Dans ce moment, les Français, d'abord repoussés, étaient parvenus à rétablir le combat sur tous les points: Kléber avait couvert la Sambre à la gauche; Morlot, replié à Gosselies, s'y maintenait; Championnet avait repris Hépignies, et un combat furieux à Lambusart nous avait assuré cette position. La fin du jour approchait. Beaulieu venait d'apprendre, sur la Sambre, ce que le prince d'Orange y avait appris déjà, c'est que Charleroi appartenait aux Français. Cobourg alors, n'osant pas insister davantage, ordonna la retraite générale.
Telle fut cette bataille décisive, qui fut une des plus acharnées de la campagne, et qui se livra sur un demi-cercle de dix lieues, entre deux armées d'environ quatre-vingt mille hommes chacune. Elle s'appela bataille de Fleurus, quoique ce village y jouât un rôle fort secondaire, parce que le duc de Luxembourg avait déjà illustré ce nom sous Louis XIV. Quoique ses résultats sur le terrain fussent peu considérables, et qu'elle se bornât à une attaque repoussée, elle décidait la retraite des Autrichiens, et amenait par là des résultats immenses. Les Autrichiens ne pouvaient pas livrer une seconde bataille. Il leur aurait fallu se joindre ou au duc d'York ou à Clerfayt, et ces deux généraux étaient occupés au Nord par Pichegru. D'ailleurs, menacés sur la Meuse, il devenait important pour eux de rétrograder, pour ne pas compromettre leurs communications. Dès ce moment, la retraite des coalisés devint générale, et ils résolurent de se concentrer vers Bruxelles, pour couvrir cette ville.
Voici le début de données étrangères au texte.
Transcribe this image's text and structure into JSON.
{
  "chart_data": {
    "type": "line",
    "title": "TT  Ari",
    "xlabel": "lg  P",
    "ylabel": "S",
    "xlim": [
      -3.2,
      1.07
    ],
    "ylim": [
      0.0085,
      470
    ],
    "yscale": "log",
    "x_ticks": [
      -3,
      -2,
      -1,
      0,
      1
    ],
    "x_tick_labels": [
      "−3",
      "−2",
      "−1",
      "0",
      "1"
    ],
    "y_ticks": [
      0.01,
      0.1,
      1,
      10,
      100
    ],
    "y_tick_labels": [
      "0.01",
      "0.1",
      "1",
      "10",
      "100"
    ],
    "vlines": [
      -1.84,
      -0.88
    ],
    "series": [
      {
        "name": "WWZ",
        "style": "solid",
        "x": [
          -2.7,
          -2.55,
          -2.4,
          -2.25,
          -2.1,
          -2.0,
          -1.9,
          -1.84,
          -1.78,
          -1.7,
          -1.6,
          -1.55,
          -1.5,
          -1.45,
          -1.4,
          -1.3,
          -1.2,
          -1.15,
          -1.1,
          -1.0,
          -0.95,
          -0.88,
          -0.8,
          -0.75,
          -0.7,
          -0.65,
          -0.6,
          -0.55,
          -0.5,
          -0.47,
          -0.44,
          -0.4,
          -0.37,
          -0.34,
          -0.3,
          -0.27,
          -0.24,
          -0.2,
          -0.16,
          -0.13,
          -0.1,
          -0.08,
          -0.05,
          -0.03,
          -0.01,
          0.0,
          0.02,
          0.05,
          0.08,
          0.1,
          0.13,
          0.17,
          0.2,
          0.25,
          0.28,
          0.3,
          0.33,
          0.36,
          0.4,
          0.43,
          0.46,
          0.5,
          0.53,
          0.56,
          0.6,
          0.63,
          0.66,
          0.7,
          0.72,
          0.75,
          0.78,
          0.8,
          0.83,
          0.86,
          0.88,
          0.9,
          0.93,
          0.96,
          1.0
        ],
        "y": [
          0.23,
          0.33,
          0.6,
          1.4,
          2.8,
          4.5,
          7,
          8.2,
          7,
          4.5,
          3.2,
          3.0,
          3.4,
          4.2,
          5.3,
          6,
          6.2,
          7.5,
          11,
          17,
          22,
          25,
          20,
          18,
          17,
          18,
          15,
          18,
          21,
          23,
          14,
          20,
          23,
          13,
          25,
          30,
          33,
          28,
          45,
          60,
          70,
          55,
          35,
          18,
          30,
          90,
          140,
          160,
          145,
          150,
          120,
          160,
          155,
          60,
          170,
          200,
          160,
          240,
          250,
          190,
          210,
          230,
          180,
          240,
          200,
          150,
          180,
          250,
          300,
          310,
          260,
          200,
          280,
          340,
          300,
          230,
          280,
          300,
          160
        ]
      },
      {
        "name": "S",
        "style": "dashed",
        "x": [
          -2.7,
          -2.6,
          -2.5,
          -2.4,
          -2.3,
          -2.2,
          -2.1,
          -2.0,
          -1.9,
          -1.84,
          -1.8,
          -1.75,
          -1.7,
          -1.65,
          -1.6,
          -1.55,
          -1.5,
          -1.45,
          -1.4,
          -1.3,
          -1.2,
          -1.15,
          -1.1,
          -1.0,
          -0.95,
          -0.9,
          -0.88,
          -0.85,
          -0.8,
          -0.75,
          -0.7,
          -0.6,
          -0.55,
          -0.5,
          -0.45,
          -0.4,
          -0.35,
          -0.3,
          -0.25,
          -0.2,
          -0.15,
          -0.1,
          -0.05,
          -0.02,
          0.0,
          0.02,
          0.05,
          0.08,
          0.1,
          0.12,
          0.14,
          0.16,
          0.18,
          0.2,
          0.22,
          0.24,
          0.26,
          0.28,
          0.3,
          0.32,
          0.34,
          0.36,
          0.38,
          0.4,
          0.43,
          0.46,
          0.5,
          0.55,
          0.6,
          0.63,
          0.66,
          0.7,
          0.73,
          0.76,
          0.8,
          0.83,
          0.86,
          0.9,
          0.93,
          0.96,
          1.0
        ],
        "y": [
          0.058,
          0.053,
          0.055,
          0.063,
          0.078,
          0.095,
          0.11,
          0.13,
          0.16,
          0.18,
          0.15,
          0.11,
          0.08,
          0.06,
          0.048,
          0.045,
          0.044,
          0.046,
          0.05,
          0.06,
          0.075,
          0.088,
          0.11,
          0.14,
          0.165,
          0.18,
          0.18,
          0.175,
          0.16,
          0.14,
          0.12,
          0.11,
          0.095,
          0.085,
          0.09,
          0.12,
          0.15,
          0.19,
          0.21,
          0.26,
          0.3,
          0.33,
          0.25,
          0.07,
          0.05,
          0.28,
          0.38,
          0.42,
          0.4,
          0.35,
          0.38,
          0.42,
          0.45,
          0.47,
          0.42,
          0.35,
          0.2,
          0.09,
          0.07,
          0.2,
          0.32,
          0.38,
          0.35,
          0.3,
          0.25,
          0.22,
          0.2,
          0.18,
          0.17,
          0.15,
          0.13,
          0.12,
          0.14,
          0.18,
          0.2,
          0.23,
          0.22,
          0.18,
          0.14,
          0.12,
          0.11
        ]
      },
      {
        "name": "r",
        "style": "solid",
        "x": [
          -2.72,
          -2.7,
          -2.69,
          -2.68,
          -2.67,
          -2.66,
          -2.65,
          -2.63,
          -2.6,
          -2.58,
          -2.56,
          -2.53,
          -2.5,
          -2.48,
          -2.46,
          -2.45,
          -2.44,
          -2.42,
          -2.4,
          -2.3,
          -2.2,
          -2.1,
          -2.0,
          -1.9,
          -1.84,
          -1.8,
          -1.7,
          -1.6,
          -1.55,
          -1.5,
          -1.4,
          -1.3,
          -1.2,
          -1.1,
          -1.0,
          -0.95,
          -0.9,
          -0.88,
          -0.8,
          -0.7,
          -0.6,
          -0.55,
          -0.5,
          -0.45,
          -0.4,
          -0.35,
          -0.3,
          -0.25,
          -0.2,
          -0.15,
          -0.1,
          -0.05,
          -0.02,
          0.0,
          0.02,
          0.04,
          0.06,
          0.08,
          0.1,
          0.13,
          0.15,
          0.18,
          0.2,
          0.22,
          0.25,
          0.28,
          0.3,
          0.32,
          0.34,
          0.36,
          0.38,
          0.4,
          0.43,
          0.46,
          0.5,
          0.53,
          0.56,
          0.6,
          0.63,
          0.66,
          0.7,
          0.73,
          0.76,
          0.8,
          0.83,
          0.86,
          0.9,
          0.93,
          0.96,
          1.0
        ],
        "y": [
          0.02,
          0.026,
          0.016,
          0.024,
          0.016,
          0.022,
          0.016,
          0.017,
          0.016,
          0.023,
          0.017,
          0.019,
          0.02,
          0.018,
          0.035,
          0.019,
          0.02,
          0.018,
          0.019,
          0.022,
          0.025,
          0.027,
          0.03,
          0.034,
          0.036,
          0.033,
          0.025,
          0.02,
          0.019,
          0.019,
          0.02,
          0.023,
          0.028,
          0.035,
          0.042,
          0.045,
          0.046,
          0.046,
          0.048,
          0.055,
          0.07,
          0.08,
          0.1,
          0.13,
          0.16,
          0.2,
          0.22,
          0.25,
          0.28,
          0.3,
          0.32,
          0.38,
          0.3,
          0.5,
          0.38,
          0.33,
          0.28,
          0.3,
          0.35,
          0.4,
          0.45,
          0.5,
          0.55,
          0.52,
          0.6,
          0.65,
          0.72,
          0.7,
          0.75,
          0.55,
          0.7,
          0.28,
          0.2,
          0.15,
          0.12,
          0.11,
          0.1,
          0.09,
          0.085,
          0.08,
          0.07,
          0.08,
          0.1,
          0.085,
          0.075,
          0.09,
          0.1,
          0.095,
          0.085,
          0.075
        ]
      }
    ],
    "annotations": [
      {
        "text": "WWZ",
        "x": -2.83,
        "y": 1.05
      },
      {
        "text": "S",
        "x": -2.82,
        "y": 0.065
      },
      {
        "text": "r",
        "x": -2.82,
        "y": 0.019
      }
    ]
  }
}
La campagne était évidemment décidée; mais une faute du comité de salut public empêcha d'obtenir des résultats aussi prompts et aussi décisifs que ceux qu'on avait lieu d'espérer. Pichegru avait formé un plan qui était la meilleure de toutes ses idées militaires. Le duc d'York était sur l'Escaut à la hauteur de Tournay; Clerfayt, très loin de là, à Thielt, dans la Flandre. Pichegru persistant dans son projet de détruire Clerfayt isolément, voulait passer l'Escaut à Oudenarde, couper ainsi Clerfayt du duc d'York, et le battre encore une fois séparément. Il voulait ensuite, lorsque le duc d'York resté seul songerait à se réunir à Cobourg, le battre à son tour, puis enfin venir prendre Cobourg par derrière, ou se réunir à Jourdan. Ce plan qui, outre l'avantage d'attaquer isolément Clerfayt et le duc d'York, avait celui de rapprocher toutes nos forces de la Meuse, fut contrarié par une fort sotte idée du comité de salut public. On avait persuadé à Carnot de porter l'amiral Venstabel avec des troupes de débarquement dans l'île de Walcheren, pour soulever la Hollande. Afin de favoriser ce projet, Carnot prescrivit à l'armée de Pichegru de longer les côtes de l'Océan, et de s'emparer de tous les ports de la West-Flandre; il ordonna de plus à Jourdan de détacher seize mille hommes de son armée pour les porter vers la mer. Ce dernier ordre surtout était des plus mal conçus et des plus dangereux. Les généraux en démontrèrent l'absurdité à Saint-Just, et il ne fut pas exécuté; mais Pichegru n'en fut pas moins obligé de se porter vers la mer, pour s'emparer de Bruges et d'Ostende, tandis que Moreau occupait Nieuport.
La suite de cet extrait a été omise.